Sec. 440. energy and water development, technical correction[edit]

Section 208(a)(2)(E) of the Energy and Water Development and Related Agencies Appropriations Act, 2010 is amended by striking “$45,000,000” and inserting “$5,000,000”.

Sec. 441. awards to for-profit entities[edit]

Specific projects contained in the report of the Committee on Appropriations of the House of Representatives accompanying this Act (H. Rept. 111–180) that are considered congressional earmarks for purposes of clause 9 of rule XXI of the Rules of the House of Representatives, when intended to be awarded to a for-profit entity, shall be awarded under a full and open competition.

Sec. 442. prohibition on use of funds[edit]

None of the funds made available for the Environmental Protection Agency in this Act may be expended by the Administrator of the Environmental Protection Agency to issue a final rule that includes fuel sulfur standards applicable to existing steamships that operate exclusively within the Great Lakes, and their connecting and tributary waters.

Sec. 443. authorization for refinancing[edit]

The Administrator of the Environmental Protection Agency shall allow the State of Mississippi to refinance the Clean Water State Revolving Loans made to the Hancock Water and Sewer District and the Hancock Utility Authority for a period not to exceed one year with the payment schedule amortized over that additional period.

Sec. 444. incorporation of congressionally requested projects[edit]

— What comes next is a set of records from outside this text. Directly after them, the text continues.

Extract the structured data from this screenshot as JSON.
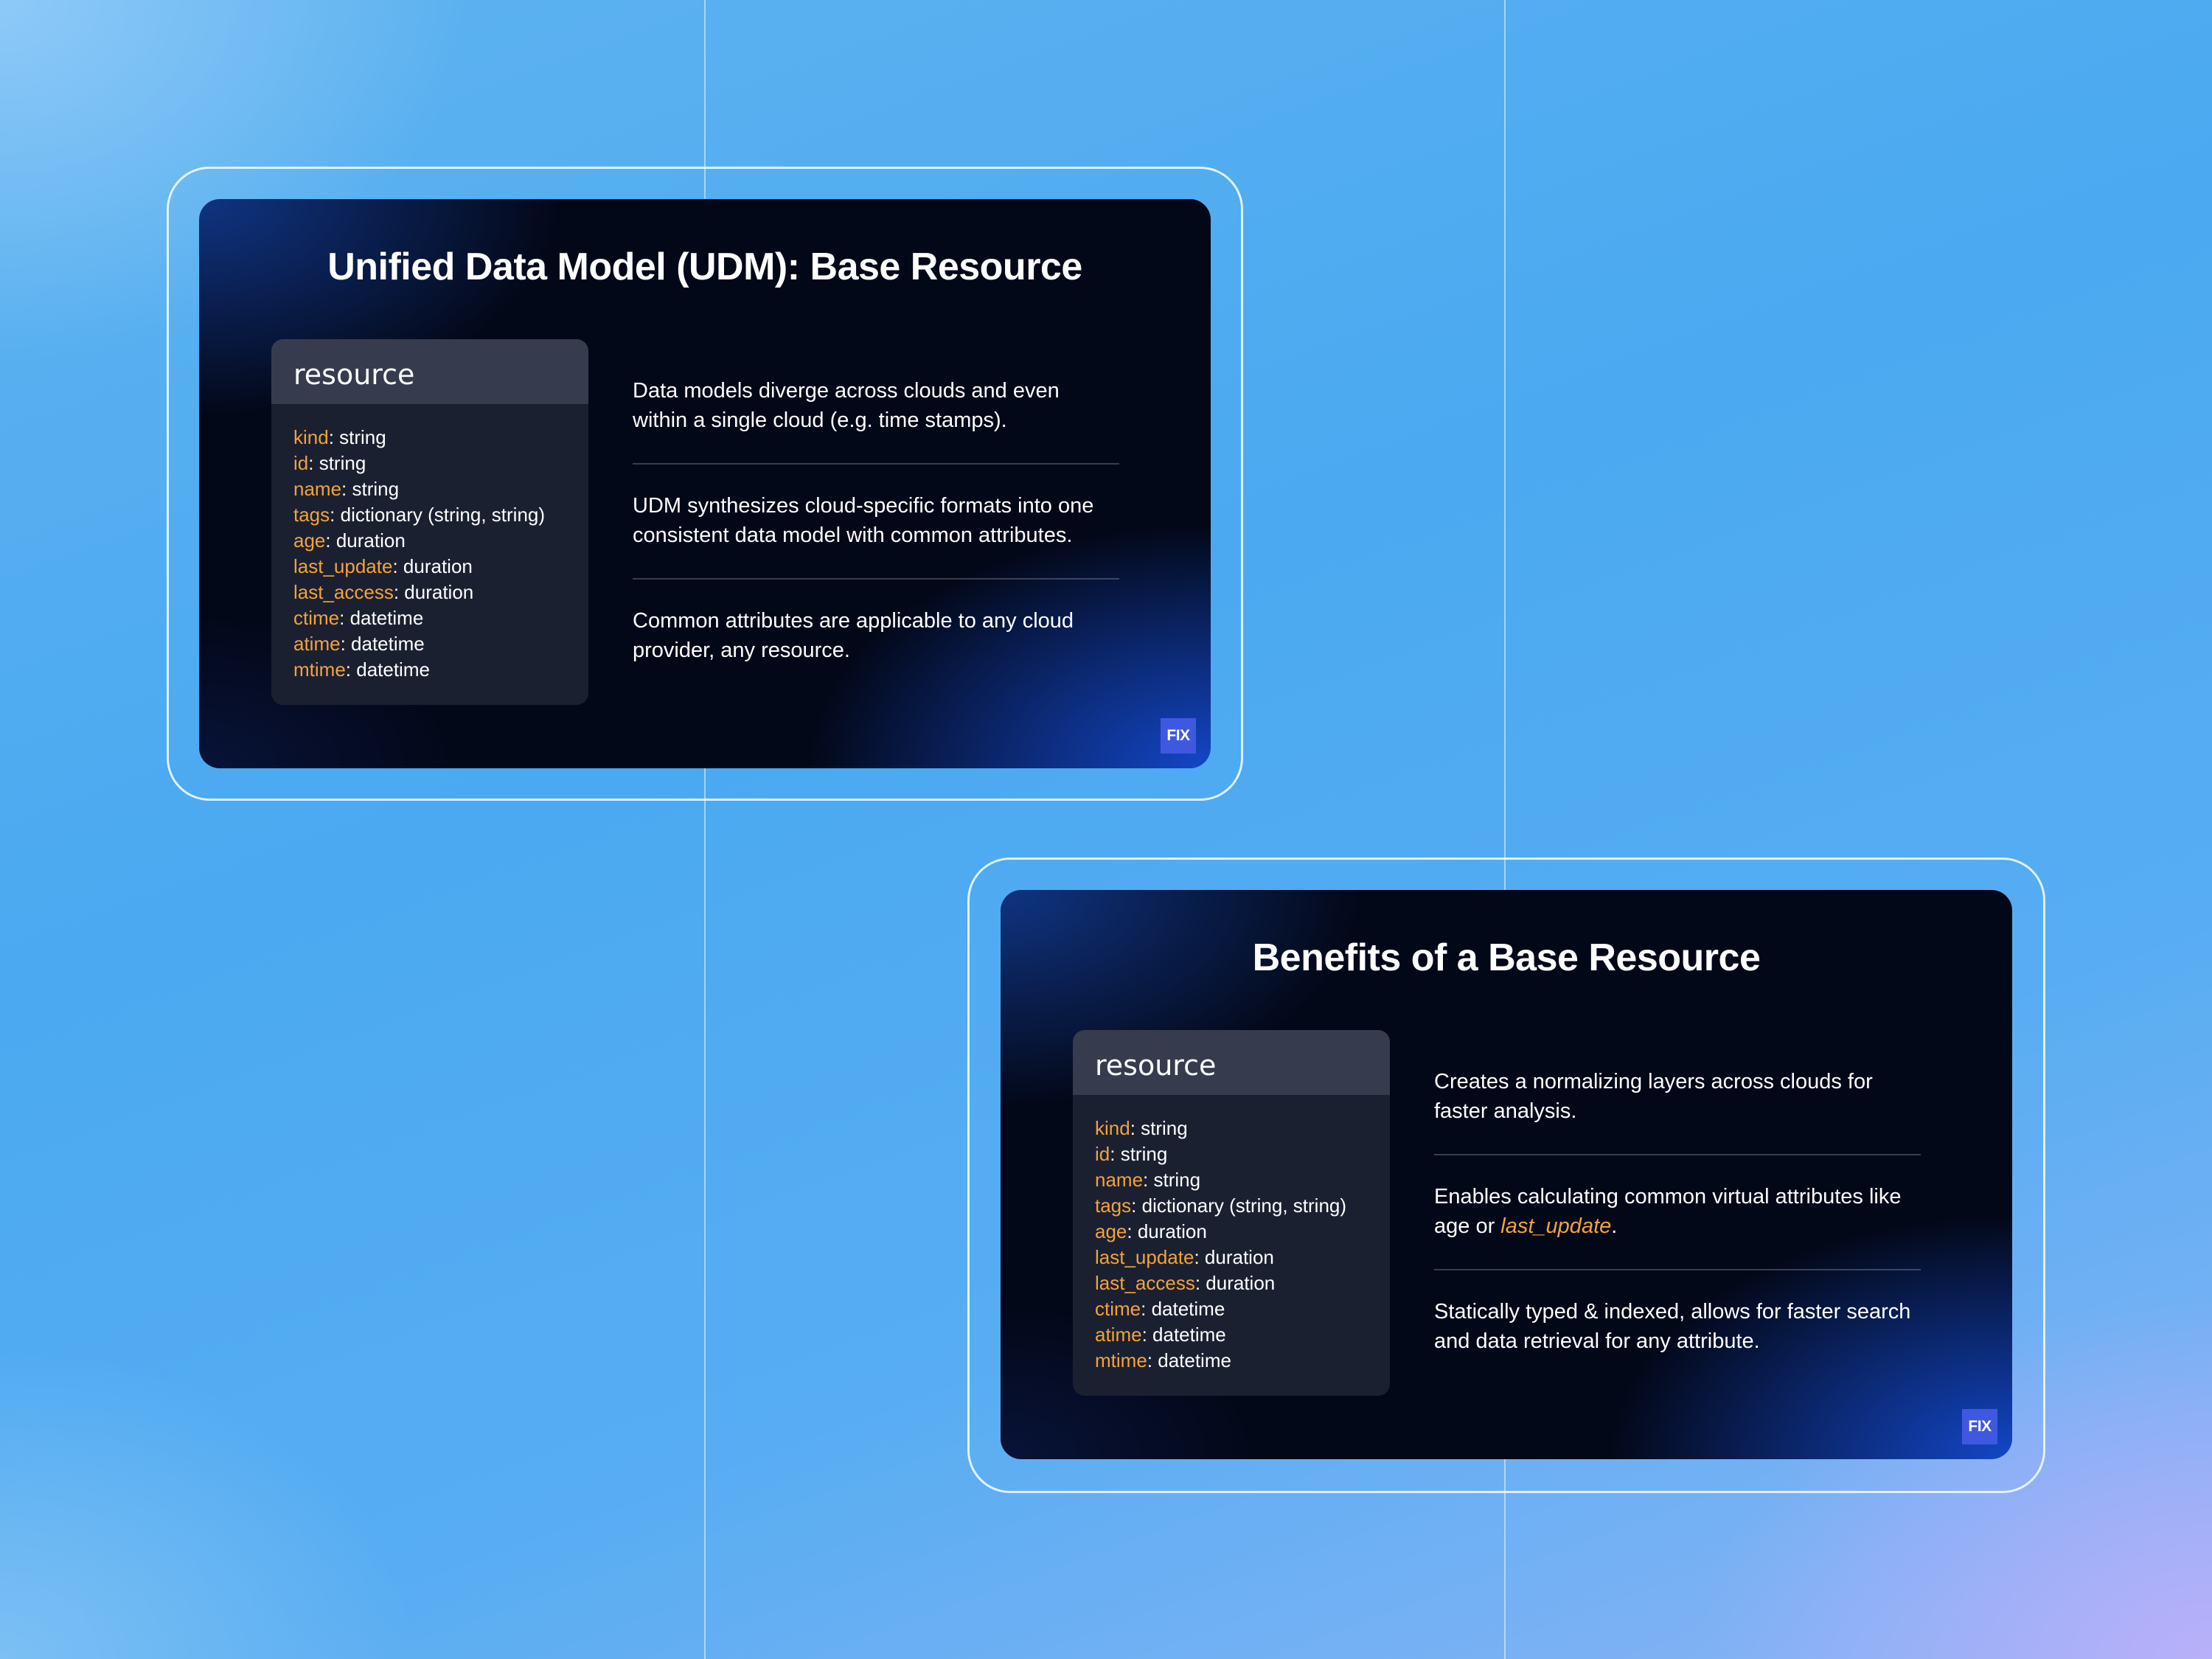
{
  "slides": [
    {
      "title": "Unified Data Model (UDM): Base Resource",
      "card": {
        "header": "resource",
        "fields": [
          {
            "key": "kind",
            "type": ": string"
          },
          {
            "key": "id",
            "type": ": string"
          },
          {
            "key": "name",
            "type": ": string"
          },
          {
            "key": "tags",
            "type": ": dictionary (string, string)"
          },
          {
            "key": "age",
            "type": ": duration"
          },
          {
            "key": "last_update",
            "type": ": duration"
          },
          {
            "key": "last_access",
            "type": ": duration"
          },
          {
            "key": "ctime",
            "type": ": datetime"
          },
          {
            "key": "atime",
            "type": ": datetime"
          },
          {
            "key": "mtime",
            "type": ": datetime"
          }
        ]
      },
      "points": [
        {
          "text": "Data models diverge across clouds and even within a single cloud (e.g. time stamps).",
          "highlight": "",
          "suffix": ""
        },
        {
          "text": "UDM synthesizes cloud-specific formats into one consistent data model with common attributes.",
          "highlight": "",
          "suffix": ""
        },
        {
          "text": "Common attributes are applicable to any cloud provider, any resource.",
          "highlight": "",
          "suffix": ""
        }
      ],
      "logo": "FIX"
    },
    {
      "title": "Benefits of a Base Resource",
      "card": {
        "header": "resource",
        "fields": [
          {
            "key": "kind",
            "type": ": string"
          },
          {
            "key": "id",
            "type": ": string"
          },
          {
            "key": "name",
            "type": ": string"
          },
          {
            "key": "tags",
            "type": ": dictionary (string, string)"
          },
          {
            "key": "age",
            "type": ": duration"
          },
          {
            "key": "last_update",
            "type": ": duration"
          },
          {
            "key": "last_access",
            "type": ": duration"
          },
          {
            "key": "ctime",
            "type": ": datetime"
          },
          {
            "key": "atime",
            "type": ": datetime"
          },
          {
            "key": "mtime",
            "type": ": datetime"
          }
        ]
      },
      "points": [
        {
          "text": "Creates a normalizing layers across clouds for faster analysis.",
          "highlight": "",
          "suffix": ""
        },
        {
          "text": "Enables calculating common virtual attributes like age or ",
          "highlight": "last_update",
          "suffix": "."
        },
        {
          "text": "Statically typed & indexed, allows for faster search and data retrieval for any attribute.",
          "highlight": "",
          "suffix": ""
        }
      ],
      "logo": "FIX"
    }
  ],
  "colors": {
    "field_key": "#f2a33a",
    "logo_background": "#3f58e0",
    "slide_background": "#030818",
    "card_header": "#363c4e",
    "card_body": "#1b2031"
  }
}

Within the amounts appropriated in this Act, funding shall be allocated in the amounts specified for those projects and purposes delineated in the table titled “Incorporation of Congressionally Requested Projects” included in the joint explanatory statement of the managers accompanying this Act, except that such funding appropriated for land acquisition, construction, and capital improvement and maintenance may be reallocated to other projects in that table funded by the same appropriation account if such reallocation has been approved by the House and Senate Committees on Appropriations; and, such funding appropriated for “National Park Service—Historic Preservation Fund” for Save America’s Treasures grants may be reallocated to be used for competitive grants under the Save America’s Treasures program if such reallocation has been approved by the House and Senate Committees on Appropriations.